The best way to avoid overindulging is frequent reps of one of the best exercises ever devised: the push-away. Unfortunately, for many people who have an addictive-compulsive relationship with food, this is tantamount to telling a smoker to “just use your willpower and stop.” It’s sometimes effective, but not often.
“Food, alcohol and tobacco have the ability to change the way we feel and to make us want to feel that way again. Their effects employ brain pathways fine-tuned by millions of years of evolution,” writes David Brown in a Washington Post piece covering a United Nations meeting about the rise of non-communicable diseases such as heart disease, stroke and diabetes across the world. “The neurons that blast serotonin, dopamine and acetylcholine when we consume salt, sugar, fat, nicotine and alcohol are the same ones that help us pay attention, motivate ourselves, and learn and remember.”
NCDs, as they are known in the public health trade, now account for 63% of deaths worldwide and are the leading cause of death everywhere but sub-Saharan Africa. That is leading governments to go beyond “messages delivered to individuals” to “population-wide interventions.” In short, regulations and taxes.

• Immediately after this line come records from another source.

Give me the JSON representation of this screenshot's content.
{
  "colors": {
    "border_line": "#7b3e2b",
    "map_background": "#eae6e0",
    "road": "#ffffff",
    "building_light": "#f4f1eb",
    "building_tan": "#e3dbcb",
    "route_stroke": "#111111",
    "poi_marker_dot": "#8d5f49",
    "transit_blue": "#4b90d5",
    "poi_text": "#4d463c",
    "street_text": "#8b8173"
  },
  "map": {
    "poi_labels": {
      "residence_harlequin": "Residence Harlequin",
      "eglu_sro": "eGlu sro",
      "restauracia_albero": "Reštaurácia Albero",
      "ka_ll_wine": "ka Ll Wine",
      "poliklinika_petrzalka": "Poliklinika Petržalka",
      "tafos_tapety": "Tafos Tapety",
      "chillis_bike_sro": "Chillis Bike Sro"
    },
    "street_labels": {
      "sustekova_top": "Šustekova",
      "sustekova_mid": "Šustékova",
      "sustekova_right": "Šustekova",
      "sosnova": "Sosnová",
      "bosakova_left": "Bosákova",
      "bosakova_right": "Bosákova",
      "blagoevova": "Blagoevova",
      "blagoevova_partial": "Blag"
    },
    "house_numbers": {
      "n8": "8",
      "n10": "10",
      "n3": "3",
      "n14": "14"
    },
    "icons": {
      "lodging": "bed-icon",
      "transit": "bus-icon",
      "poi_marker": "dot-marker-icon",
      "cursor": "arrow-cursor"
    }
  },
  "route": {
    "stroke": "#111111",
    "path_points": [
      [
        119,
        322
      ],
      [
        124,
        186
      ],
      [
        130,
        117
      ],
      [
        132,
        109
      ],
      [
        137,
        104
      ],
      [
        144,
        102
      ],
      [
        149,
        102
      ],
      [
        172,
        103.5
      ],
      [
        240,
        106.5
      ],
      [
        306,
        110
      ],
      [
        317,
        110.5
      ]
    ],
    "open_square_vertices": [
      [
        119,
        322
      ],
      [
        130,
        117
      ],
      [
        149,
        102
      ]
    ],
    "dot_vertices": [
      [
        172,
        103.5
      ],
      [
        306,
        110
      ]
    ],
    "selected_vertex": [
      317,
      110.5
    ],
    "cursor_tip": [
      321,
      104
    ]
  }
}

“In the late ’80s or ’90s we realized that people can’t make individual behavior change unless the environment supports it and makes the ideal behavior easy and convenient,” Ursula Bauer, director of chronic disease prevention and health promotion at the Centers for Disease Control and Prevention, tells Brown (a physician and Washington Post staff writer whose recent work on the global obesity epidemic is a must-read for anyone marketing food.)
“The global food police are preparing to act,” warns Rick Berman in The Daily Caller. “On Oct. 1, Denmark instituted a tax on foods containing saturated fat -- the first of its kind. This is on top of a tax the Nordic country slapped last year on ‘junk’ food, like ice cream and chocolate.”

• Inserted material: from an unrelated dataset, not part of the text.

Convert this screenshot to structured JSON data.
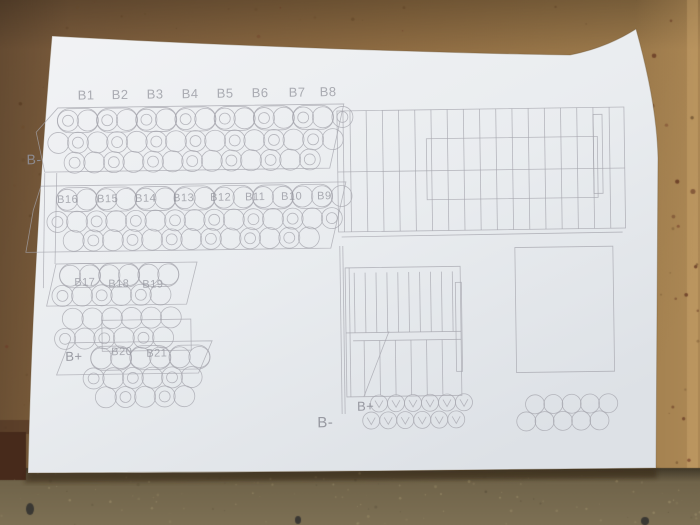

There are similar developments in Hungary and France. But, Berman writes, “you can’t tax people into health.” And as proof, he tells us that the Danes are hoarding pizza, butter, meat, and milk. Which means that there’s no room in the freezer and fridge for that broccoli.
All that’s bad for you but tastes great is not processed, of course. The top hit on a Google search of “lower sugar salt in food” this morning inexplicably turned up an MSNBC piece about “Paula Deen’s decadent southern style cakes,” with recipes for Texas sheet cake with chocolate fudge frosting, pecan praline cheesecake and coconut cake. The sheet cake itself calls for a cup each of packed light brown sugar and granulated sugar; the frosting for two tablespoons light corn syrup and four cups confectioners’ sugar.
Alas, I don’t hold out too much hope that fare such as Bulgur and Kale Casserole with Yogurt Topping (with 1/2 teaspoon sugar, 1/4 teaspoon ground cinnamon and salt to taste) is going to replace salt- and-sugar-laden fare in the hearts and hearths of most of us. But why not give it a try?